Use of "field or C.D.V.R." hypothesis in a theorem

Question

In Peter Webb's excellent book "A course in finite group representation theory", Theorem 11.6.1 states

Let $R$ be a field or a complete discrete valutation ring, and let $U$ be a indecomposable $RG$-module. Then there is a unique conjugacy class of subgroups $Q$ of $G$ that are minimal subject to the property that $U$ is relatively $Q$-projective.

Then he gives two proofs of this result, and both of them use the Mackey formula.

In the second proof, the hypothesis "$R$ has to be a field or a C.D.V.R" is used (it seems) in saying that the endomorphism ring of $U$ is local. However, in the first proof I really don't understand where it is used (i.e., what implication would fail if $R$ were just a commutative ring with $1$).
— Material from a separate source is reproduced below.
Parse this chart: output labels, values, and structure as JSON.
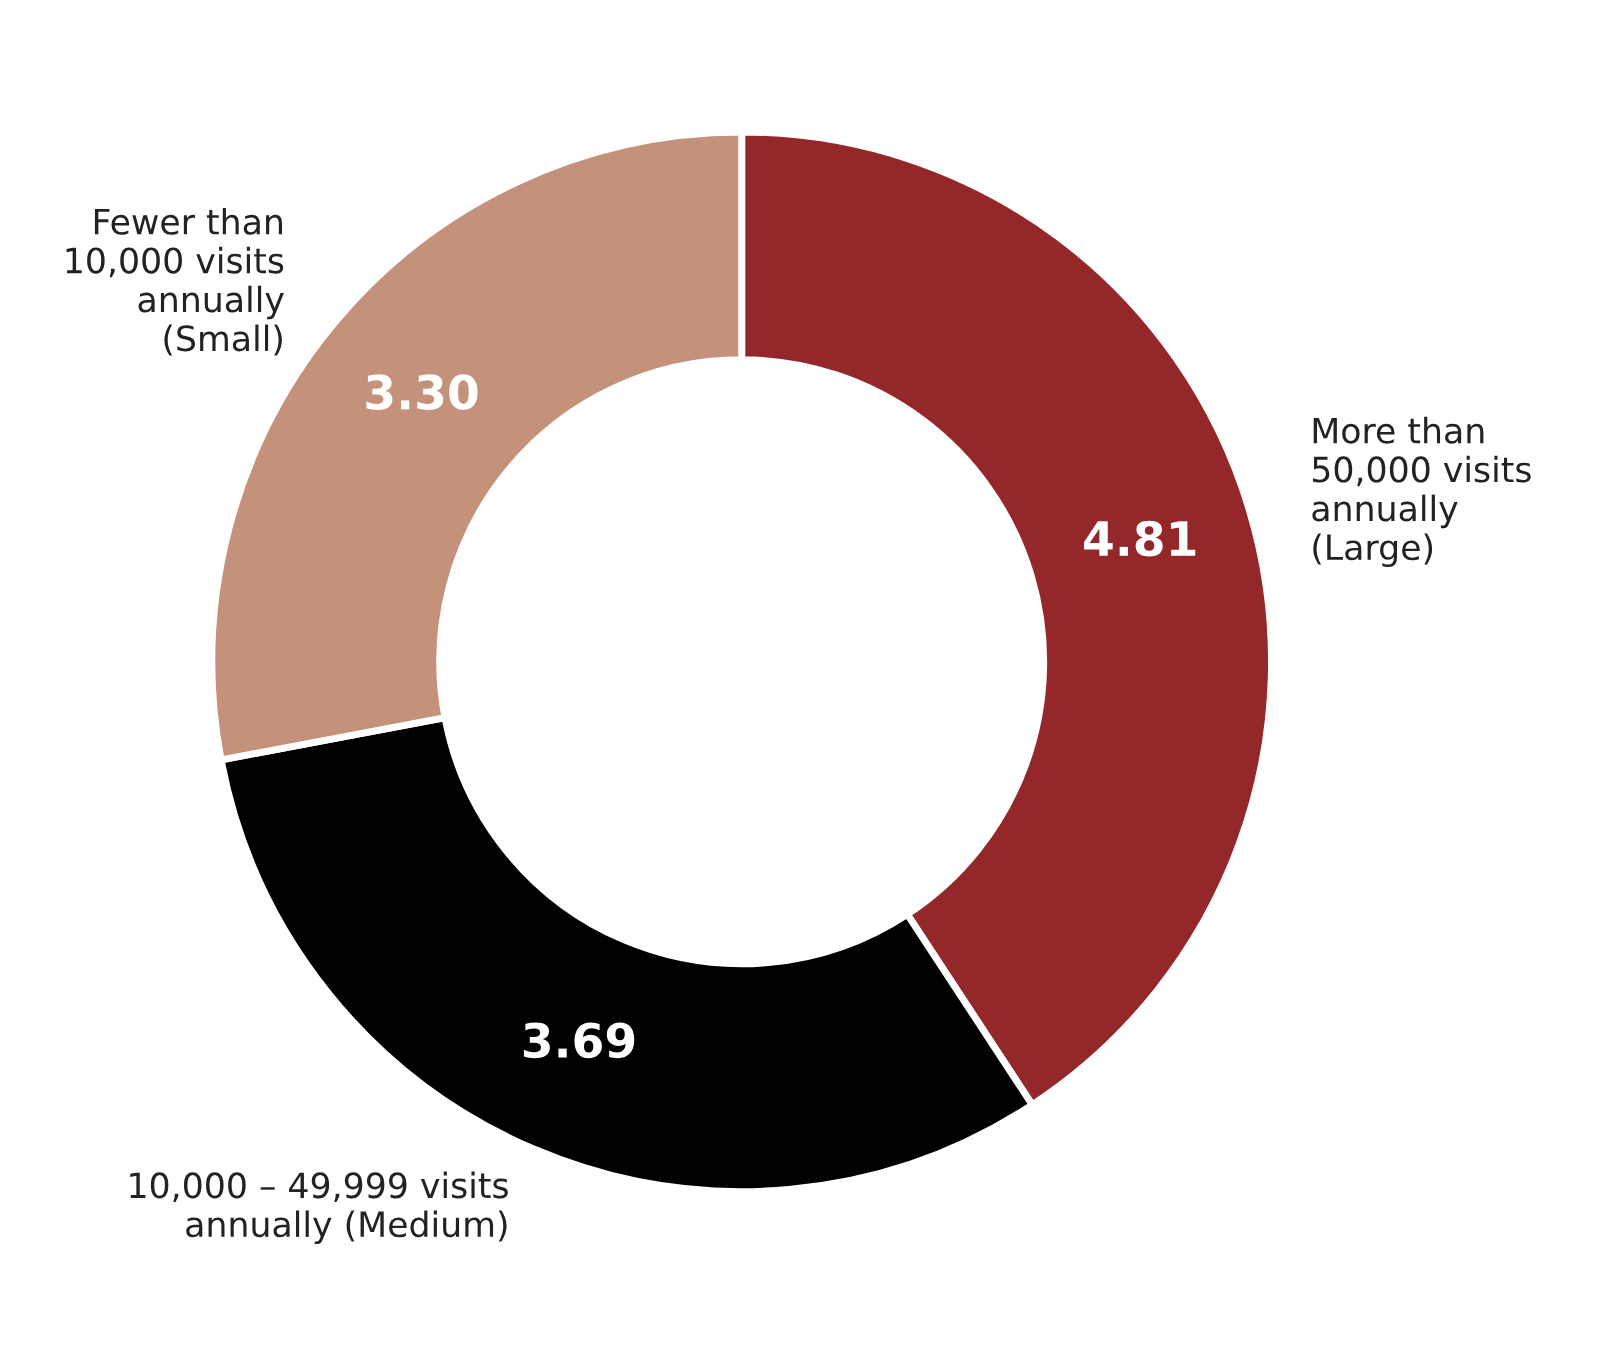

I would be willing to post the proof here but I am not sure it is okay to do it, can someone give me advice about it? There is, however, a pre-publication version freely available online on the author webpage

Answer 1

The first proof shows that $U$ is a summand of a direct sum of modules induced from subgroups of the form $K\cap^gH$. Up to there, the proof works for any $R$.

But the next step is to deduce that $U$ is a summand of one of these induced modules. That uses the Krull-Schmidt theorem, which is not true for general $R$.